The new act has been rightly praised for restoring the duty of councils to provide long-term housing for the homeless, taken away under the last Tory government. Families will have to be moved out of B&Bs in the next two years and vulnerable people such as ex-convicts and 17-year-olds will be eligible for priority housing.
But this will cost London alone £15-20m more a year, money that councils might not be able to provide.
To address these worries, the government can point to an extra £25m it handed out last week to those councils where the problem is most acute. It has also significantly increased levels of housing benefit so that councils can in theory afford to rent out a private house rather than book families into grotty B&Bs. Valuable though this help may be, no one expects it to entirely solve the problem.

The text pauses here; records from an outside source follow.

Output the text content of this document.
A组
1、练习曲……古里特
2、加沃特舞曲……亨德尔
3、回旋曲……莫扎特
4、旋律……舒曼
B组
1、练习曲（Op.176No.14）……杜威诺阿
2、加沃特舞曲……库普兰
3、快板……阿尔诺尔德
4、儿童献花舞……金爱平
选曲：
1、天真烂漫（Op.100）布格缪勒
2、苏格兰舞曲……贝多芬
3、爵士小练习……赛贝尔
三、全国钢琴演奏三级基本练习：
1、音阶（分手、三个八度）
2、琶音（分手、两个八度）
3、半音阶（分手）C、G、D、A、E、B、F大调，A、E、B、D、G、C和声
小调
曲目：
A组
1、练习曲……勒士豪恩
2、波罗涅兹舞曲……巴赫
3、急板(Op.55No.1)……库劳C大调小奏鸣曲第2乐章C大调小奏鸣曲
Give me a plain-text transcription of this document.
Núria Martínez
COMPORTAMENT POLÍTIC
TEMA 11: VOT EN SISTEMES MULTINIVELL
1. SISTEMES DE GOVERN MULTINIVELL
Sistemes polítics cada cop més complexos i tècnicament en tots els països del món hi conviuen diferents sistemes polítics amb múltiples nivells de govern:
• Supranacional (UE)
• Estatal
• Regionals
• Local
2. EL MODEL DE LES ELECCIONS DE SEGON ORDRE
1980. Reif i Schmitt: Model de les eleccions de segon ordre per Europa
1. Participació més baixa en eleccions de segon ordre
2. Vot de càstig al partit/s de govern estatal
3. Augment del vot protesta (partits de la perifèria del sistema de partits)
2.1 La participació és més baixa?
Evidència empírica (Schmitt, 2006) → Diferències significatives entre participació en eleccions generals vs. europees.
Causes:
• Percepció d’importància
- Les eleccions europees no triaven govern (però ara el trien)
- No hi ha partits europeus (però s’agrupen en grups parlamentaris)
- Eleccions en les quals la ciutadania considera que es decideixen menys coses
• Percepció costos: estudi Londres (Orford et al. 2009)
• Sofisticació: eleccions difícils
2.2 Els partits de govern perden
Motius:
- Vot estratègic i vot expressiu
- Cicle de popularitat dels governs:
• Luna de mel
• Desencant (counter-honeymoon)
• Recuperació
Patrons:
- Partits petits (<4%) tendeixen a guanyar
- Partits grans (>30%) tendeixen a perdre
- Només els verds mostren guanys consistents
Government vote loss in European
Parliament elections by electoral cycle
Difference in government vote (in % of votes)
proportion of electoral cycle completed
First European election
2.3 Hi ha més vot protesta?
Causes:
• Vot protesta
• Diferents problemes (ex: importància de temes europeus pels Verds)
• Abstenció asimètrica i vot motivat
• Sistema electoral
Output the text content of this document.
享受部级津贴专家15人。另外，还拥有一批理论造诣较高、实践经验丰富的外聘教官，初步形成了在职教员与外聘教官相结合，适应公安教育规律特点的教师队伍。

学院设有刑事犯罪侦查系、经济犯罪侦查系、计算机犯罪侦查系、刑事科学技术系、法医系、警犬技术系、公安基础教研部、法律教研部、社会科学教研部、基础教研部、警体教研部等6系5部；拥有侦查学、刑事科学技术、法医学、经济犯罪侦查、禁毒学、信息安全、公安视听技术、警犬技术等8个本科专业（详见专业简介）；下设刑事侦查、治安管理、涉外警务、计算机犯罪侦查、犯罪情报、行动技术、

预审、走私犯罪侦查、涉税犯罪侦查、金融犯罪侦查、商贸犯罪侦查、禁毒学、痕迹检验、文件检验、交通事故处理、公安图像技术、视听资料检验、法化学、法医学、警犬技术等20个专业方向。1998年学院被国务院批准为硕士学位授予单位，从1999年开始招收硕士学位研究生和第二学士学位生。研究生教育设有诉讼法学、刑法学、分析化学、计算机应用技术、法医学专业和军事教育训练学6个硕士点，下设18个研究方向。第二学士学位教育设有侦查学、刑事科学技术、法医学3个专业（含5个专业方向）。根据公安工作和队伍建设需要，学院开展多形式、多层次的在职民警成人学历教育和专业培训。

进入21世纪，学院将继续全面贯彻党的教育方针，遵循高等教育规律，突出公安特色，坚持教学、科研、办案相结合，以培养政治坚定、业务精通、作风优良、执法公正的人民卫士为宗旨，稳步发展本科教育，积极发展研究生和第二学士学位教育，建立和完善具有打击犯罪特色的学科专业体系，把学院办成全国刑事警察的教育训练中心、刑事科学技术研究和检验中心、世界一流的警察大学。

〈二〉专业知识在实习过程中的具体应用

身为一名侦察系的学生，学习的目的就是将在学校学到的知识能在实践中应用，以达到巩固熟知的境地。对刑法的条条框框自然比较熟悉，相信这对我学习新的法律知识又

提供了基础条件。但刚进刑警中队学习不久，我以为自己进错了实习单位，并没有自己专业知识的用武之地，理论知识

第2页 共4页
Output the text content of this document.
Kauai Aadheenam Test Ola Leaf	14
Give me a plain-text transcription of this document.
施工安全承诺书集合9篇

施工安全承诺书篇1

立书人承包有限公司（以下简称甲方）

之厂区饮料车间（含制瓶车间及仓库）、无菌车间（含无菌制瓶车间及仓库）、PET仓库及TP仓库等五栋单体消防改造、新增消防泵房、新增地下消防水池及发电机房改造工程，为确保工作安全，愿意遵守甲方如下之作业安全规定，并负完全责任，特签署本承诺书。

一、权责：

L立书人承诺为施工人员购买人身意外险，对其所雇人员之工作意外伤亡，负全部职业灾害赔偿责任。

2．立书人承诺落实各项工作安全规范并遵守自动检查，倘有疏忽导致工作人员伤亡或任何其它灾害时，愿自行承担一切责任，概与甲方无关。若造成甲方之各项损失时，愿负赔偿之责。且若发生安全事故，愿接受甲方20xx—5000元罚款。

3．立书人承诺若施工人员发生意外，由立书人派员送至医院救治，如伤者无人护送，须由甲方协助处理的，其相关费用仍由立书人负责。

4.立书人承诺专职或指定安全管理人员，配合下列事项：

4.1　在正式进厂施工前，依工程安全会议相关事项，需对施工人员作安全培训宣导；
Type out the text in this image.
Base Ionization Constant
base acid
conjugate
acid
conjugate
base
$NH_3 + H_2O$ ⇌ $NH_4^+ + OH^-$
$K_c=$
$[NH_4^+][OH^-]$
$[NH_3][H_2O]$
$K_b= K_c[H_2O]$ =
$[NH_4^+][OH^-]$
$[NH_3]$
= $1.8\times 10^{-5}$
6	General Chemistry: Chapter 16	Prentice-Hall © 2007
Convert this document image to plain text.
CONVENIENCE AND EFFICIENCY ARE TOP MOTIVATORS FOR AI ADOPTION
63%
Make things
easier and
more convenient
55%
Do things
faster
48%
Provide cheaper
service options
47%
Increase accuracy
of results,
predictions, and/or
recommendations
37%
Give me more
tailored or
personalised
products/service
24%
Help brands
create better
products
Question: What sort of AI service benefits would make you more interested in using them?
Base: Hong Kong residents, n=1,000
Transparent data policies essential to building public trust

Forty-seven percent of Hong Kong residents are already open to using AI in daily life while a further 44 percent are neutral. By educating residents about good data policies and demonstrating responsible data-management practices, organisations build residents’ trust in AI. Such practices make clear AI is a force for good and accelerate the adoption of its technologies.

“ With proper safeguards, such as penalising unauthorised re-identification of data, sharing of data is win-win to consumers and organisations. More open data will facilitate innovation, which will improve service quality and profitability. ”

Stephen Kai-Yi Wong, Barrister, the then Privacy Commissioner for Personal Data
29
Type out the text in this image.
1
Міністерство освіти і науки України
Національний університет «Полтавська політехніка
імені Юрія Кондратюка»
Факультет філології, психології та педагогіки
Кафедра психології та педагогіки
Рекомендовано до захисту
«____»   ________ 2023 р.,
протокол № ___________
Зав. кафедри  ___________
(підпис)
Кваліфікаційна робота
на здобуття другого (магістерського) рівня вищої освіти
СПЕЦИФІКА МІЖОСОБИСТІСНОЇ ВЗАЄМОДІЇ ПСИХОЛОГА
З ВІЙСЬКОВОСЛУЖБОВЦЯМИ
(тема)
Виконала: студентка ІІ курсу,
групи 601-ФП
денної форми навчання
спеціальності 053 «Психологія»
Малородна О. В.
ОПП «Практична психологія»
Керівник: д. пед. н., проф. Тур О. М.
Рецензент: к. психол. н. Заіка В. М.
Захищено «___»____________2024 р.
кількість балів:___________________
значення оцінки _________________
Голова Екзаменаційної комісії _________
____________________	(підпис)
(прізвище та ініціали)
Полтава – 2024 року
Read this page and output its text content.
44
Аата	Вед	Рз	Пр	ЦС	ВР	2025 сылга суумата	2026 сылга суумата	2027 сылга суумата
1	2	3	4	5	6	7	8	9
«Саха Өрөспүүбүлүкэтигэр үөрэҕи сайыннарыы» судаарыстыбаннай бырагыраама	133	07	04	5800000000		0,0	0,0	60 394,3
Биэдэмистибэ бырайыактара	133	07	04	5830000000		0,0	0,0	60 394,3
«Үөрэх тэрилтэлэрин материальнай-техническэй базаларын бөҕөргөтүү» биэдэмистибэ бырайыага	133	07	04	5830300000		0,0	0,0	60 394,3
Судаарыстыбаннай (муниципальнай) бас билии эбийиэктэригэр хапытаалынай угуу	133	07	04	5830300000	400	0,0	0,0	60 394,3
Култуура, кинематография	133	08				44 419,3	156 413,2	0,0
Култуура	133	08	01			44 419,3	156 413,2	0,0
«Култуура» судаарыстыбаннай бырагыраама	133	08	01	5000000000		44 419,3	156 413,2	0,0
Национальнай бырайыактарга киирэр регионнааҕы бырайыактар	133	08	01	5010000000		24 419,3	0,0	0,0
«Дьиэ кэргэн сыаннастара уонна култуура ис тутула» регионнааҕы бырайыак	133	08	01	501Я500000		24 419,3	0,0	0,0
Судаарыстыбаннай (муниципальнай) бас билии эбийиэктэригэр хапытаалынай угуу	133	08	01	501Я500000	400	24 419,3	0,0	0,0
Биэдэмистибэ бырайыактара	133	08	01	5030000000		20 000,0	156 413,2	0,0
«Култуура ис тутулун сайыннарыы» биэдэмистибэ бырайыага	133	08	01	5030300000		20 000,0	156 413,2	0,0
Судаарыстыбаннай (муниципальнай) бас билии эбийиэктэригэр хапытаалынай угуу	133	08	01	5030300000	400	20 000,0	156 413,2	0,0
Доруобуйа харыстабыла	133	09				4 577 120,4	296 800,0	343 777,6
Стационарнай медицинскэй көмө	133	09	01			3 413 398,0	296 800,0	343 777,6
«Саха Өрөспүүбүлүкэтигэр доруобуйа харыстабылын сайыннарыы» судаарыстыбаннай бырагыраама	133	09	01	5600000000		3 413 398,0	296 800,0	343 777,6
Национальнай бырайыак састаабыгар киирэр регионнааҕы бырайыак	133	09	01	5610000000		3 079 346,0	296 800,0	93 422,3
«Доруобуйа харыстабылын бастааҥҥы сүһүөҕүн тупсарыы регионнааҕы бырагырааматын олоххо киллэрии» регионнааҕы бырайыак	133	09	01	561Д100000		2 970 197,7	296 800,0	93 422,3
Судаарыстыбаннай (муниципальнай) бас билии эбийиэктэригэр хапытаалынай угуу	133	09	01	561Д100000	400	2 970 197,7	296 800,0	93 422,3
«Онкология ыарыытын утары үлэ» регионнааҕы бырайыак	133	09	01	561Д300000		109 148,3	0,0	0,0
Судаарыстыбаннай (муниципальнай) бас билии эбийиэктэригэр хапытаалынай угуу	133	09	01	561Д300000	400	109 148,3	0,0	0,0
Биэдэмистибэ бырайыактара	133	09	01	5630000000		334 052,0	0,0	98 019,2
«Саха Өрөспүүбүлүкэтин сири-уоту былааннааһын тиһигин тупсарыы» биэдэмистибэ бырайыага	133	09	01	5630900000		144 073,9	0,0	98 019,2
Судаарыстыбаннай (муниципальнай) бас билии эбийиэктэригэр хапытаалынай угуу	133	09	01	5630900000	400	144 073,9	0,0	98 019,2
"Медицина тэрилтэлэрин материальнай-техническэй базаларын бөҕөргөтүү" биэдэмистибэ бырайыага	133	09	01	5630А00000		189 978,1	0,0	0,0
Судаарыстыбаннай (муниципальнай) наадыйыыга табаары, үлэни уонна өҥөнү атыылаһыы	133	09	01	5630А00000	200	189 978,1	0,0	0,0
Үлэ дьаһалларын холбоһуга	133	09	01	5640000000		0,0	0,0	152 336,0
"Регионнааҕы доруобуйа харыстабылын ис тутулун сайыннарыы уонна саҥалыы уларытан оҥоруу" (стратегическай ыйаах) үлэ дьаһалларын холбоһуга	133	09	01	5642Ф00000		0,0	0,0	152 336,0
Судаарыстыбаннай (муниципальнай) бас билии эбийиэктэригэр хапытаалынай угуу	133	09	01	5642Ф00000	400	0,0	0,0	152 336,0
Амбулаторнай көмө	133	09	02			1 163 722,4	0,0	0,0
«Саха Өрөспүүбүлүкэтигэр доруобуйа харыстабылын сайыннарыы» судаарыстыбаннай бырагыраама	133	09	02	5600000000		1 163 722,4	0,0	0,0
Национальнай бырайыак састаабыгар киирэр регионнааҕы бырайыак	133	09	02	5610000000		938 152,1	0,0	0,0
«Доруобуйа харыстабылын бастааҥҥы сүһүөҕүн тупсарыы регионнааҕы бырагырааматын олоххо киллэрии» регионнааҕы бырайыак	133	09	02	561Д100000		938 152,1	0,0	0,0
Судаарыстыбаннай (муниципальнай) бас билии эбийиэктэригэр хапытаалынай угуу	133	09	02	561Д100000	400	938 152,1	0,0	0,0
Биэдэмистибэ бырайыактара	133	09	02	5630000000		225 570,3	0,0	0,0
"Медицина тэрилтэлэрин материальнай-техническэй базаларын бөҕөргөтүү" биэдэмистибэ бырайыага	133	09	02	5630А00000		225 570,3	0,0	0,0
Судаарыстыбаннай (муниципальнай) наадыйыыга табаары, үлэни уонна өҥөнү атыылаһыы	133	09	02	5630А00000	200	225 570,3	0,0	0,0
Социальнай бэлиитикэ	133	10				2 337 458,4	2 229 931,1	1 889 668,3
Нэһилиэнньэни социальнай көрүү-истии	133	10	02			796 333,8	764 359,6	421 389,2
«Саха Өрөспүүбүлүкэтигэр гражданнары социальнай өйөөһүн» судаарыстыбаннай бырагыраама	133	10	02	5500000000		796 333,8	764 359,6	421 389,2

It’s a common gripe: good intentions, not enough resources
Again, but on a more muted scale, housing providers support what the Supporting People regime is trying to do – provide a single pot of money to pay for all kinds of intermediate services like counselling and befriending. Again, resources are a big concern.
The new pot has been swamped with bids. In what could be a costly oversight, the government put no ceiling on the amount that councils could claim to cover the costs of support. Claims have varied from as little as £100 to well over £1000 a week, with housing providers readily admitting they are bidding for as much as possible and using the opportunity to try to fund new services.
Of course, no one will complain if the chancellor wants to dig deeper into his pockets. But, when the sums are done again, the chances are there won't be enough money to go round. If that's the case, the Office of the Deputy Prime Minister should say so soon rather than waiting until December.